Zurück in LA war Sol Babitz ein enger Freund von Buhlig, einer von Strawinskys Lieblingsgeigern und prominent sowohl in der bahnbrechenden Szene der Neuen Musik als auch der Alten Musik. Babitz‘ Tochter Eve, die Schriftstellerin, die fesselnd aufzeichnete ihr LA, wuchs mit den Klängen ihres Vaters und Buhligs auf, die Busoni spielten.

Er mag tief im Hintergrund lauern, aber man kann Busoni nicht entkommen. In „Coded: Art Enters the Computer Age, 1952-1982“, der aufschlussreichen Ausstellung des Los Angeles County Museum of Art, ist Cages „HPSCHD“ aus dem Jahr 1969 zu sehen. Dabei wurden auf einem damaligen Supercomputer sieben Stücke für Cembalo verarbeitet, eines davon sie von Busoni.

Also, ja, das San Francisco Symphony Orchestra hat Grund, sehr stolz darauf zu sein, Busonis extravaganteste Partitur wiederzubeleben. Bleibt aber noch die Frage nach dem Bundesstaat San Francisco. Anstelle einer Vision von Größe, die im Zeitgeist einer besonderen Stadt verwurzelt ist, fühlte sich eine herkulische Leistung trotz all ihrer Pracht fast wie eine flüchtige Vision an. Das Orchester hat nicht vor, es in seine wöchentlichen Radiosendungen aufzunehmen oder eine Aufnahme zu veröffentlichen.

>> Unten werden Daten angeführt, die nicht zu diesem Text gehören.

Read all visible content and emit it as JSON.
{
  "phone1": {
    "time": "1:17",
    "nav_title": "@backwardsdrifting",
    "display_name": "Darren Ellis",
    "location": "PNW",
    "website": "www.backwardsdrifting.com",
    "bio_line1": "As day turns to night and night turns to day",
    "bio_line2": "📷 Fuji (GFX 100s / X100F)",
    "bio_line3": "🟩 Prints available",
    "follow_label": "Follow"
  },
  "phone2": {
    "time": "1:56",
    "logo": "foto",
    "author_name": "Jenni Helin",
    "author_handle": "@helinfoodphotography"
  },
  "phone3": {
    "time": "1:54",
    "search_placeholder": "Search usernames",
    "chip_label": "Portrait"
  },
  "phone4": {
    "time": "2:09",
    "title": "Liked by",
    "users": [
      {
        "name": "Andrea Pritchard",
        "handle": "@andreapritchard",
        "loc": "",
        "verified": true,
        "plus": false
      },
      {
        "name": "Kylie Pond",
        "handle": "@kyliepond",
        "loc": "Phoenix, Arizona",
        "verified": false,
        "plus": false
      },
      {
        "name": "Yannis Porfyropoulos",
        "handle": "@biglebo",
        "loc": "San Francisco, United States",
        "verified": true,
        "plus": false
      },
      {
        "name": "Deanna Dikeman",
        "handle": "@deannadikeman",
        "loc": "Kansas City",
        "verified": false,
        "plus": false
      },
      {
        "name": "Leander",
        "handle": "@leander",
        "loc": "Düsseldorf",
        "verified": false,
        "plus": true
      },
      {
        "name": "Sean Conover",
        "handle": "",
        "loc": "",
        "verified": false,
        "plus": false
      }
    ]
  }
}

In einem prophetischen Brief, den Busoni 1893 auf einer Konzerttournee durch die USA schrieb, warnte er, dass in Amerika „der Durchschnitt besser ist als anderswo, aber gleichzeitig gibt es auch viel mehr Durchschnitt als anderswo, und soweit ich sehen kann, ist er der Durchschnitt.“ wird bald alles durchschnittlich sein.“ Nennen Sie San Francisco, wie Sie wollen. Aber durchschnittlich?

Die Stadt hat ihre Probleme. Sie sind nicht einzigartig. Aber es gab auch Busoni als unterschwelligen kulturellen Einfluss und das San Francisco Symphony Orchestra am Pride Sunday, das für Ruhm stand. Dieses Gefühl des Ruhms beizubehalten und das Beispiel bei der Überwindung der kolossalen Hindernisse des Konzerts zu verfolgen, verspricht eine gerechtere Zukunft für diese eigenwillige Stadt – und den Rest von uns –, anstatt dass ihre Tech-Profiteure alles auf das Gesetz des Durchschnitts reduzieren.